Ansen Seale's surreal photographs are a result of his "slitscan" technique, challenging the notion of what a photograph can reveal. Without manipulating his images, the subjects appear distorted, blurred and elongated. Seale has been refining his techniques over the past 10 years based out of San Antonio, Texas, where he also operates Seale Studios, Inc., a multimedia design firm.  

Trish Simonite is currently associate professor of photography at Trinity University in San Antonio, TX. She serves as Vice President of the Texas Photographic Society and has exhibited internationally. Her work is in the collection of the Harry Ransom Center at the University of Texas at Austin, and her recent exhibition A History of Flint was reviewed in the Spring issue of ArtLies.
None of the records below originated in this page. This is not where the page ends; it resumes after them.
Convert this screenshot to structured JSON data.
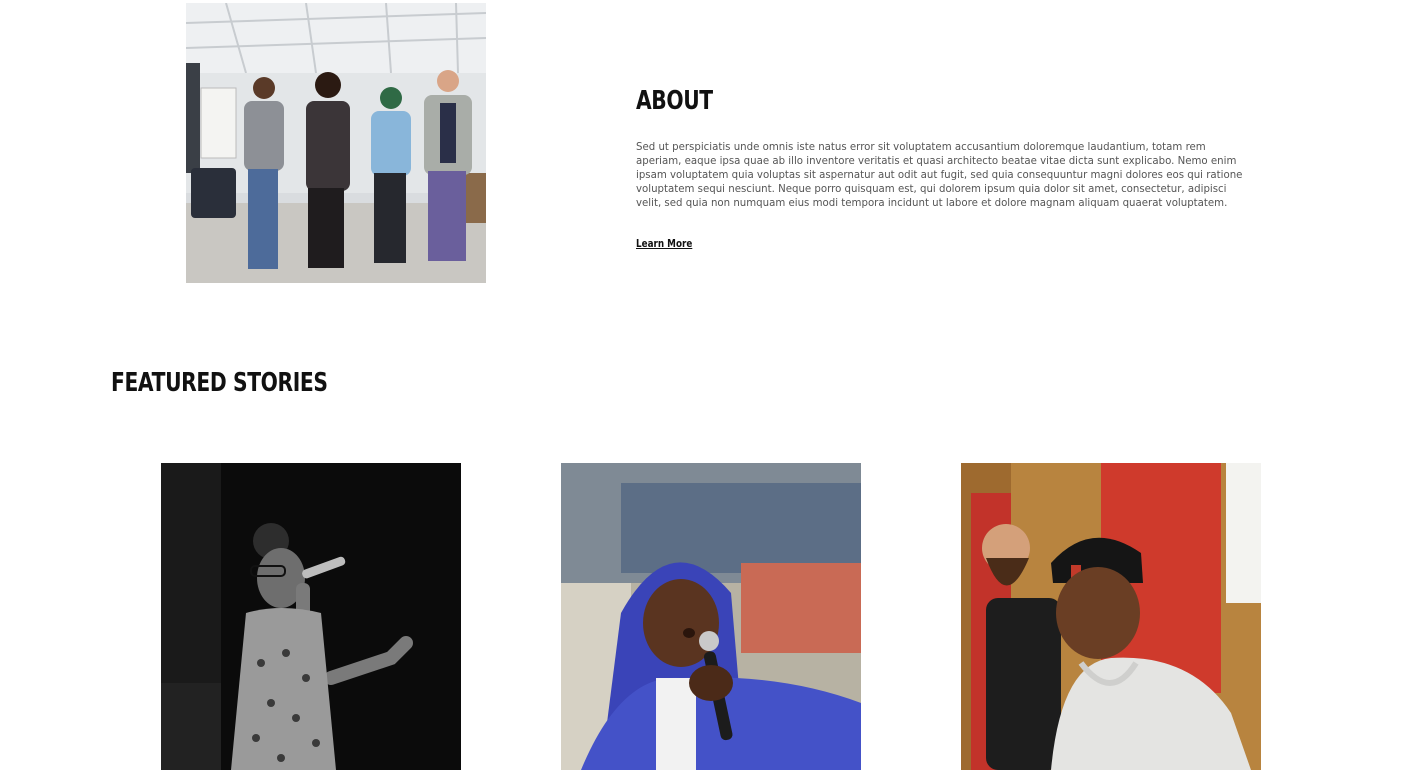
{
  "about": {
    "title": "ABOUT",
    "body": "Sed ut perspiciatis unde omnis iste natus error sit voluptatem accusantium doloremque laudantium, totam rem aperiam, eaque ipsa quae ab illo inventore veritatis et quasi architecto beatae vitae dicta sunt explicabo. Nemo enim ipsam voluptatem quia voluptas sit aspernatur aut odit aut fugit, sed quia consequuntur magni dolores eos qui ratione voluptatem sequi nesciunt. Neque porro quisquam est, qui dolorem ipsum quia dolor sit amet, consectetur, adipisci velit, sed quia non numquam eius modi tempora incidunt ut labore et dolore magnam aliquam quaerat voluptatem.",
    "link_label": "Learn More",
    "photo_icon": "group-photo-image"
  },
  "featured": {
    "title": "FEATURED STORIES",
    "stories": [
      {
        "image": "singer-bw-photo"
      },
      {
        "image": "hooded-singer-photo"
      },
      {
        "image": "two-men-portrait-photo"
      }
    ]
  },
  "colors": {
    "text_heading": "#111111",
    "text_body": "#555555",
    "background": "#ffffff"
  }
}
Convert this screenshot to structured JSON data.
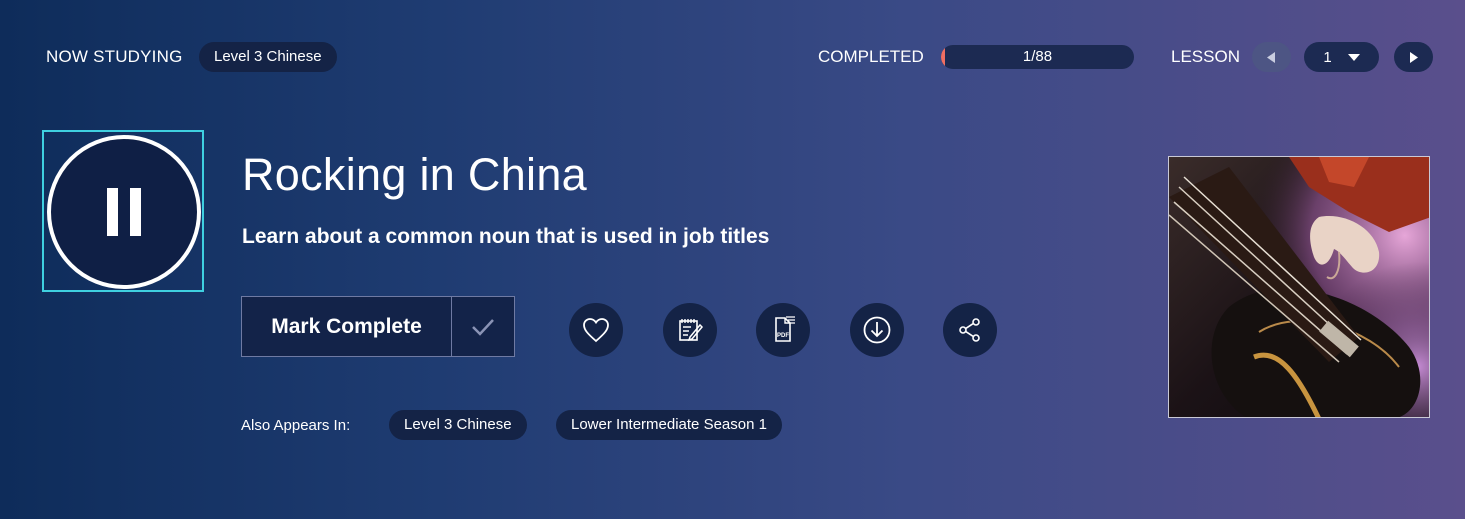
{
  "top_bar": {
    "now_studying_label": "NOW STUDYING",
    "now_studying_course": "Level 3 Chinese",
    "completed_label": "COMPLETED",
    "progress_text": "1/88",
    "progress_fraction": 0.011,
    "lesson_label": "LESSON",
    "lesson_number": "1",
    "prev_icon": "triangle-left-icon",
    "next_icon": "triangle-right-icon",
    "dropdown_icon": "caret-down-icon"
  },
  "player": {
    "state_icon": "pause-icon",
    "ring_color": "#3fd0e0"
  },
  "lesson": {
    "title": "Rocking in China",
    "subtitle": "Learn about a common noun that is used in job titles"
  },
  "actions": {
    "mark_complete_label": "Mark Complete",
    "check_icon": "checkmark-icon",
    "icons": [
      "heart-icon",
      "notepad-icon",
      "pdf-icon",
      "download-icon",
      "share-icon"
    ]
  },
  "also_appears": {
    "label": "Also Appears In:",
    "tags": [
      "Level 3 Chinese",
      "Lower Intermediate Season 1"
    ]
  },
  "thumbnail": {
    "subject": "bass guitar being played"
  },
  "colors": {
    "accent_progress": "#ef6e62",
    "pill_bg": "#142346",
    "player_focus": "#3fd0e0"
  }
}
Sterz is a self-taught artist who works with new media/video installation. He exhibits his site-specific installations in galleries and museums throughout North America, Europe and the Caribbean. He has participated in numerous international art fairs including Art Basel, ArtBasel/Miami Beach, Art Cologne and Art Chicago. Sterz has received grants from the Pollock-Krasner Foundation, N.Y.S. Foundation of the Arts, N.Y.S. Council for the Arts, and has attended residencies at Joshua Tree National Park, CA, Atlantic Center for The Arts, FL and Sculpture Space, NY.